Luckily Liam is only bruised and scraped, the toilet is fine (partly thanks to Liam's acrobatics to place it before he crashed), and I do not have to drive anywhere. Another lesson learned.

The next day we make our way slowly down to Prizren, which is a cute little town with arched bridges over a clear stream, crumbling buildings and lots of little cafes. We have some lunch at another grill, though slightly miscommunicate "5 mici (small sausages)" as 5 each... So 10 sausages, bread, potatoes and salad later, for the grand sum of 4 euro, we waddle back to the van.

Onwards to Albania again, where the brilliant sunshine has me convinced that we should have a bbq (now I'm addicted to everything grilled on charcoal).
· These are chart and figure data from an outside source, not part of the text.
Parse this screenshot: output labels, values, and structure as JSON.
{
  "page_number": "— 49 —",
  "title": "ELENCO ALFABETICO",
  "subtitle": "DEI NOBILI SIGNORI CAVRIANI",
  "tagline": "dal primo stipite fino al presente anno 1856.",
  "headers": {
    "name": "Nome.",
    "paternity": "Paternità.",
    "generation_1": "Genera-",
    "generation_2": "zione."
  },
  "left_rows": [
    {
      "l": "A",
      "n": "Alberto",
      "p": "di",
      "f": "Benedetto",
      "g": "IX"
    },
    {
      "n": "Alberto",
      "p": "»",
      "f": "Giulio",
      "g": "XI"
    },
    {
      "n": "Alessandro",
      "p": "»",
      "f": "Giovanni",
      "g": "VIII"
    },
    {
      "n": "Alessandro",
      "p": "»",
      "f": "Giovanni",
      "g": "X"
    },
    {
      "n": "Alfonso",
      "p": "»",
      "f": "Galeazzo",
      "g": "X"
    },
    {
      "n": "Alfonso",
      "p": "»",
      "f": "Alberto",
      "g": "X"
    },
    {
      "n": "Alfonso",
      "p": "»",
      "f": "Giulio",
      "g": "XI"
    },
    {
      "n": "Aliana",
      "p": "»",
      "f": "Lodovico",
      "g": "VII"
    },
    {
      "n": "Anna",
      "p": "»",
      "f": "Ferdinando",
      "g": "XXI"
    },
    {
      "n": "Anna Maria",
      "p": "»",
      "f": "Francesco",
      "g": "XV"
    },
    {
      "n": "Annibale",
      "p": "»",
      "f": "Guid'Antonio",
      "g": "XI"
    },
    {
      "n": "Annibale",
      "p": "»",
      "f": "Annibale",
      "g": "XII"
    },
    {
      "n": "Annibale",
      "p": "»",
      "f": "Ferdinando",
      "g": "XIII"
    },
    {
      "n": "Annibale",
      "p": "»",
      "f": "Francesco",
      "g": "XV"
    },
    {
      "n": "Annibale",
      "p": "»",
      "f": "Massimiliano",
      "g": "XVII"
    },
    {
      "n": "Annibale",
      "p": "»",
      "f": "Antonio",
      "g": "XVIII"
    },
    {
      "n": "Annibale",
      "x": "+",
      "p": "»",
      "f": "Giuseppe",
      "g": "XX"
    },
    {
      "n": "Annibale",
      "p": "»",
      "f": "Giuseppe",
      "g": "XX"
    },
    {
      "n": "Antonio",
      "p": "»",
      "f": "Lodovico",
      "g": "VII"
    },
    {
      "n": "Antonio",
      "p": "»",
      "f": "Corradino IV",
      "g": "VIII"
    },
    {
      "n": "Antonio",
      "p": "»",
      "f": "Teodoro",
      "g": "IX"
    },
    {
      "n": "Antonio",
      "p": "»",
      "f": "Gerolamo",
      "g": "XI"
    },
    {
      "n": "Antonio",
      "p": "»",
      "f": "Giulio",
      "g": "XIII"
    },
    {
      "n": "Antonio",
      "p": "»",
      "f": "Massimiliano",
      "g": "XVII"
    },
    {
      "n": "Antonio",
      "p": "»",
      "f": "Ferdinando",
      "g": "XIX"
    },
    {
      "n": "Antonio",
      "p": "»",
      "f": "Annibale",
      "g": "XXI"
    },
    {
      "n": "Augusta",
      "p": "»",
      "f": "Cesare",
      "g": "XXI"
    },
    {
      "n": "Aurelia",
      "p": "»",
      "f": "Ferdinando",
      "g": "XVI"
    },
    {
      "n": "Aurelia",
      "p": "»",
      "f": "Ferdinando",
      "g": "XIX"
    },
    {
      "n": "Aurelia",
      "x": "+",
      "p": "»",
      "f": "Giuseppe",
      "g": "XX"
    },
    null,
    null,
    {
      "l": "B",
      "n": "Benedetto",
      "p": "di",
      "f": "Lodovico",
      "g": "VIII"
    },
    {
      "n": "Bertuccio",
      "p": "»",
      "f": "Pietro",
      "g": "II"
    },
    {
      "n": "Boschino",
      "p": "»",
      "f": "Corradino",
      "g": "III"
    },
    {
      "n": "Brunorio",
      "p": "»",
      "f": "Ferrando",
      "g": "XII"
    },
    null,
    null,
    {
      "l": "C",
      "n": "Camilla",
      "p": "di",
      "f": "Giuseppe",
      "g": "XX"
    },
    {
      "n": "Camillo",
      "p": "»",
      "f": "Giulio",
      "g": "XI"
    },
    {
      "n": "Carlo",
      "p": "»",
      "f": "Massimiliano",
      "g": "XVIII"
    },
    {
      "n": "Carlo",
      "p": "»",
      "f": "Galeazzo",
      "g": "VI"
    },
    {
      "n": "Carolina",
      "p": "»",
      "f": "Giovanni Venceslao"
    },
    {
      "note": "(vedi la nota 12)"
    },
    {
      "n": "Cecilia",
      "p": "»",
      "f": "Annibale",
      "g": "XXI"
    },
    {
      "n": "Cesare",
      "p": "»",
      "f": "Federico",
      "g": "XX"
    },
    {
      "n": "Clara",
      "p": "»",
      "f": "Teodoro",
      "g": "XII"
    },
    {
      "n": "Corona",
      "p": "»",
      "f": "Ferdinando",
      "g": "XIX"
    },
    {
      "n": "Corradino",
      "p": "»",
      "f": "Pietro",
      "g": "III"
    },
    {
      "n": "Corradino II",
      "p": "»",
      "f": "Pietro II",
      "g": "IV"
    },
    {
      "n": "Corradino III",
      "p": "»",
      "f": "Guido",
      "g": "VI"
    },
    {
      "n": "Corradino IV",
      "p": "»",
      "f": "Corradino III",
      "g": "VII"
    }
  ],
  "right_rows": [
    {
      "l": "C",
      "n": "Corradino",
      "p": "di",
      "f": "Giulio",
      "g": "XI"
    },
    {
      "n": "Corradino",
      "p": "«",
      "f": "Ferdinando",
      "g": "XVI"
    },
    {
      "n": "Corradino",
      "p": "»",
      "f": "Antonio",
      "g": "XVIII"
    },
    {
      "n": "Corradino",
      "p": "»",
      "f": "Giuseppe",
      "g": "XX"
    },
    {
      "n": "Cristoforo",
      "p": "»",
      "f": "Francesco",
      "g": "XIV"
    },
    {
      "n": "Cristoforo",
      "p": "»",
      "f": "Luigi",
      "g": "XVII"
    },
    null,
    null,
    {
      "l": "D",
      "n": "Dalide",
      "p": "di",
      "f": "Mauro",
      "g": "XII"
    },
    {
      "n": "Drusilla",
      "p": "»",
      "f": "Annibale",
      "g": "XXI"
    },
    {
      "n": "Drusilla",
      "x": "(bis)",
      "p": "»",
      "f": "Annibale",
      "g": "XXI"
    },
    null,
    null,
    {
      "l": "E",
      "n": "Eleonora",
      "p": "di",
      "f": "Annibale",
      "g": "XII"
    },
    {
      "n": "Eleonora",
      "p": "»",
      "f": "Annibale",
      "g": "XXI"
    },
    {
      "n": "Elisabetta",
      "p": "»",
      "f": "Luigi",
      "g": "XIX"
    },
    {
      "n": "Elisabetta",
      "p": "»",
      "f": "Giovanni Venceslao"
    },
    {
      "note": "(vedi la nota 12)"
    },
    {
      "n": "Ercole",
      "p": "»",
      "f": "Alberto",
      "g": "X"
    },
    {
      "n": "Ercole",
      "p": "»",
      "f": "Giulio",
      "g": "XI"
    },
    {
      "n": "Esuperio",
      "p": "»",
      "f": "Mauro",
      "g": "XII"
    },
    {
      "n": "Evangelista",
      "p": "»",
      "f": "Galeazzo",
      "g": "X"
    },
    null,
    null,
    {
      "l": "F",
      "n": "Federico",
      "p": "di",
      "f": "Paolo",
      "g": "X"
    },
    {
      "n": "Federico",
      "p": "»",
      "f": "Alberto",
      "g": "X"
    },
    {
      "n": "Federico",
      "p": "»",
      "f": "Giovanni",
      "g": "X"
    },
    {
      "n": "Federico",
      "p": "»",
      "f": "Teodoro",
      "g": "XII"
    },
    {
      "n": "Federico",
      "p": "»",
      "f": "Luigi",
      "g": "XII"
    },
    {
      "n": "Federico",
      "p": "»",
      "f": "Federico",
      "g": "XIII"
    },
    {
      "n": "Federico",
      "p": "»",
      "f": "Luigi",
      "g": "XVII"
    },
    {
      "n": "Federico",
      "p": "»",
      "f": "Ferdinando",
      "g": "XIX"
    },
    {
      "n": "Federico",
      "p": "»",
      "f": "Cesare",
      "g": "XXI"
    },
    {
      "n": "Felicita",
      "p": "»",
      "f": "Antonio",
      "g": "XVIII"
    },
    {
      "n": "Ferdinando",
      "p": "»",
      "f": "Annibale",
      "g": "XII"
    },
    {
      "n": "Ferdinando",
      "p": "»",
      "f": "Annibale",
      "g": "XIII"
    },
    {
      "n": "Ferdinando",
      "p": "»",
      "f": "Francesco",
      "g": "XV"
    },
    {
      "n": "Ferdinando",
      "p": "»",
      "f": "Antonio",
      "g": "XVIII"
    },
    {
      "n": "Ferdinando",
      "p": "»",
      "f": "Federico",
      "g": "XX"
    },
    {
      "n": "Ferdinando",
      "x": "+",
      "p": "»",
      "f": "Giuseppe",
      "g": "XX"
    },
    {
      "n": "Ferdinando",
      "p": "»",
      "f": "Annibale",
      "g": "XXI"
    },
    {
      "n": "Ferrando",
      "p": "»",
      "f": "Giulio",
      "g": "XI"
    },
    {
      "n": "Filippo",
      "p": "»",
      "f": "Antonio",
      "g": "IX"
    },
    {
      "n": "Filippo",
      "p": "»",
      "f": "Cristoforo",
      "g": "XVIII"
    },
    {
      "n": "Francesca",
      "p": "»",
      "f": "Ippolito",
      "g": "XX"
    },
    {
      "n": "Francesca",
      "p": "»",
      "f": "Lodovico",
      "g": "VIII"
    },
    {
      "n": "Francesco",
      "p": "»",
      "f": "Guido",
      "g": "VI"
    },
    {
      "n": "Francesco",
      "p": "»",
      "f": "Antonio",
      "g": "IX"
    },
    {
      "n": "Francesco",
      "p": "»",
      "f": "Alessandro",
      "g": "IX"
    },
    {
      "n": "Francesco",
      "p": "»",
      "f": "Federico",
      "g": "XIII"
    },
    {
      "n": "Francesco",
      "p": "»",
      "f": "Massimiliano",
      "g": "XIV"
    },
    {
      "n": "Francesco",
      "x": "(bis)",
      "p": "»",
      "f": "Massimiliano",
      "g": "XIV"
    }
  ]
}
We find a butcher in a small town, and have an amusing mime conversation where we try to work out what animals we are looking at. We want lamb or goat, and when the butcher lady eventually shouts out to a neighbor who can translate for us, we find that they have neither. So we order some pork chops which she expertly cleaves off for us. Then it is time to pay, and I'm already confused as I've had in my purse Macedonian denar, euros in Kosovo, and now Albanian Leke again, all in the space of 24 hours. And the bill comes to 30 thousand leke, which to my addled brain seems to be more than 200 euro... Eventually I just hold out my handful of change and she takes a couple of coins, at which point I remember that some older citizens still work in the old leke, which was 10000 old to 1 new leke or somesuch craziness, due to some previous hyper-inflation. Confusion all around, but we got our barbecue!